MD: Hypothetically speaking, if we developed baseball players to be movers like how Ido develops his athlete’s, do you think that would lead to an increase in performance and health for players? Or do you think this is something we might not be able to do?
CL: It would be interesting. It would be because, just thinking out loud you look at an athlete like Conor McGregor, who has to do what he does in an instant in combat fighting. There is a lot of rotational power in that. I do not doubt in my mind, the better mover you are, the more adaptable you will be in your swing. Swinging and hitting are not black and white at all. It is almost entirely gray. So your ability to adapt will largely help if you can hit an 89 MPH slider down and away. Can you move and adjust to get the ball in the air on the two-seam down and away? Can you side bend and move your body in a way to make contact, and do damage with it? I don’t think there is any doubt you would get better players because you would get better movers who are more adaptable. That does not mean that you are able to get power and get force from the ground because you have those attributes. The better mover you are and the better joint mobility you have, you are just going to be able to play sports, any sports. It is all about adaptation and how well you do those things. You have to produce power, we talked about exit velocity, but on top of exit velocity, one of the things I battle with on a lot of days is: we have built a better engine to go a 100 MPH, how do we create real-time adaptability. To do anything at any time with any pitch, in any location against anybody. Starting from a moving foundation, not even swinging a bat, beginning from a movement foundation.

MD: The way that Ido and his followers attack injuries head-on you mentioned above. What do you think the baseball world can learn from his approach to dealing with injuries?

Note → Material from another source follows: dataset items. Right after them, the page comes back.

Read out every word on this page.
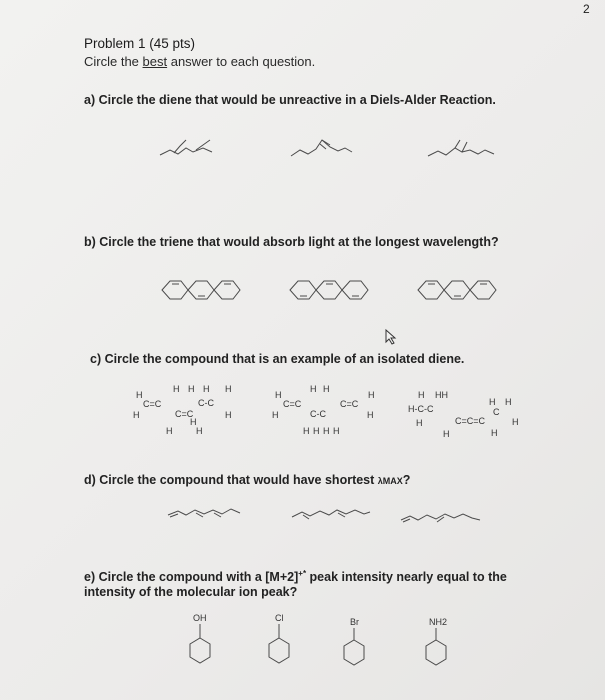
2
Problem 1 (45 pts)
Circle the best answer to each question.
a) Circle the diene that would be unreactive in a Diels-Alder Reaction.
b) Circle the triene that would absorb light at the longest wavelength?
c) Circle the compound that is an example of an isolated diene.
d) Circle the compound that would have shortest λMAX?
e) Circle the compound with a [M+2]+* peak intensity nearly equal to the intensity of the molecular ion peak?
H
H H H H
C=C	C-C
H	H
C=C
H
H	H
H
H H
H
C=C	C=C
H	H
C-C
H H H H
H HH
H H
H-C-C	C
H	C=C=C	H
H	H
OH	Cl	Br	NH2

CL: I think that we treat baseball players like they are made of glass, and Kyle (Boddy) has said this a lot, baseball players are not made of glass. Baseball players should lift heavy weights. Your ability to produce force and lift heavy weights off the ground and your ability to grip and hold those things are essential. With that being said, we miss time for ankle sprains, and simple stuff, and if you attack that stuff head on you would reduce your injury time to a couple of days, not a couple of weeks. I think we treat not just baseball players, but athletes, in general, like they are made of glass. A guy stubs his big toe now all of a sudden he has to sit for two weeks because of medical liability or whatever. I am not talking about brain stuff, but forearm strains, and calf strains, and quad and hand strains. Injuries like that I think an approach like Ido’s would undoubtedly be beneficial. I played a professional schedule; there are aches, pains, dings every day that every day you get up and think I wish there were a way I could just attack this problem. To where it is maybe not cured, but able to deal with better. Baseball would be more pleasant for an individual player if we could do this. You are going to get bumps and bruises and get hit by the ball which is not fun at all but instead of missing two weeks for getting hit in the quad. Attacking that injury with movement principles would undoubtedly be beneficial. I think there is a significant difference in injuries like UCL, ACL, Achilles tendon, and those things versus a minor strain.